Whoever sits down to write a Sermon should first examine, whether he is possessed of the various requisites; which will enable him to produce a composition, creditable to himself, and advantageous to his hearers? Has he a thorough knowledge of the Sacred Writings? Is he able to apply them with exact judgment, and uninterrupted facility, in the support of an evangelical truth, and in the extirpation of a pernicious error? And are they so familiar to him, that he can *, by incorporating their language with his own, give vigour to his thoughts, and ornament to his style; convey information to the mind, delight to the imagination, and piety to the heart?
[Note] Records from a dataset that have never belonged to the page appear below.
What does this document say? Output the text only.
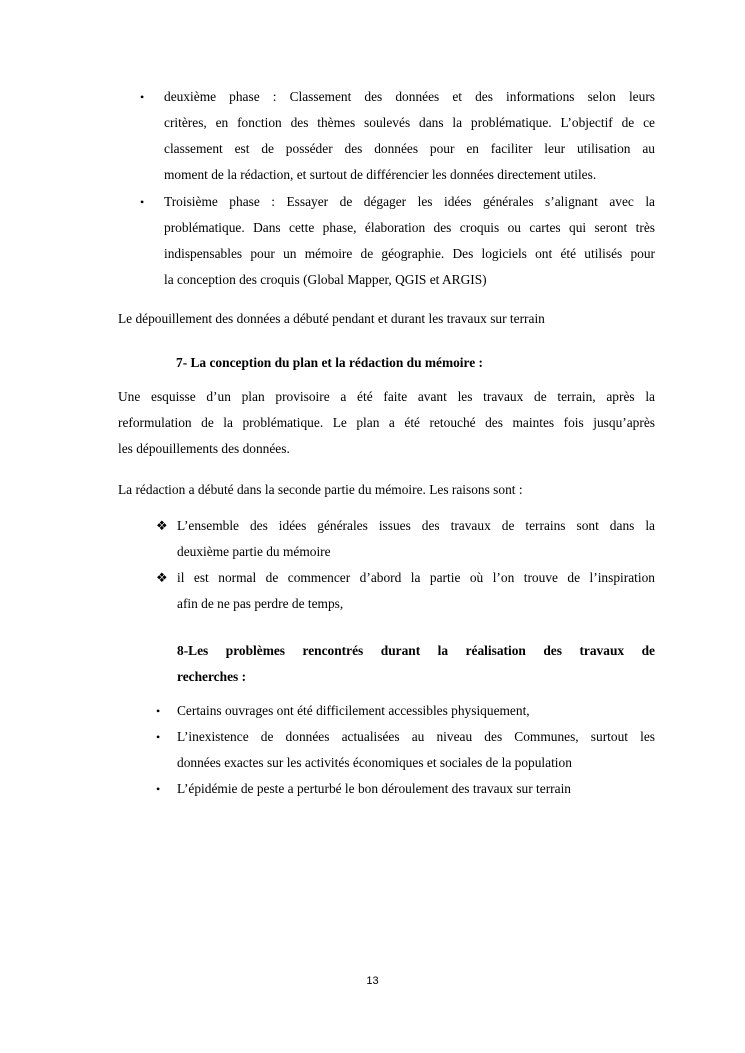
• deuxième phase : Classement des données et des informations selon leurs
critères, en fonction des thèmes soulevés dans la problématique. L’objectif de ce
classement est de posséder des données pour en faciliter leur utilisation au
moment de la rédaction, et surtout de différencier les données directement utiles.
• Troisième phase : Essayer de dégager les idées générales s’alignant avec la
problématique. Dans cette phase, élaboration des croquis ou cartes qui seront très
indispensables pour un mémoire de géographie. Des logiciels ont été utilisés pour
la conception des croquis (Global Mapper, QGIS et ARGIS)
Le dépouillement des données a débuté pendant et durant les travaux sur terrain
7- La conception du plan et la rédaction du mémoire :
Une esquisse d’un plan provisoire a été faite avant les travaux de terrain, après la
reformulation de la problématique. Le plan a été retouché des maintes fois jusqu’après
les dépouillements des données.
La rédaction a débuté dans la seconde partie du mémoire. Les raisons sont :
❖ L’ensemble des idées générales issues des travaux de terrains sont dans la
deuxième partie du mémoire
❖ il est normal de commencer d’abord la partie où l’on trouve de l’inspiration
afin de ne pas perdre de temps,
8-Les problèmes rencontrés durant la réalisation des travaux de
recherches :
• Certains ouvrages ont été difficilement accessibles physiquement,
• L’inexistence de données actualisées au niveau des Communes, surtout les
données exactes sur les activités économiques et sociales de la population
• L’épidémie de peste a perturbé le bon déroulement des travaux sur terrain
13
Can he, by a diligent study of the best writers in divinity, adduce the strongest arguments, and combine the clearest ideas, which the nature of the subject requires? I speak not of taste, philosophy, logic, philology, and classical learning—with each of which, I suppose him to have become, to a certain extent, acquainted in the University. I speak not of a knowledge of the human heart, it being a book, which a young man cannot, in general, have very diligently inspected.
* The admirable Sermons of Archbishop Seeker, are, in this respect, the very best models: it is peculiar to that distinguished Prelate, to express his thoughts in the beautiful language ©f the Sacred Writings.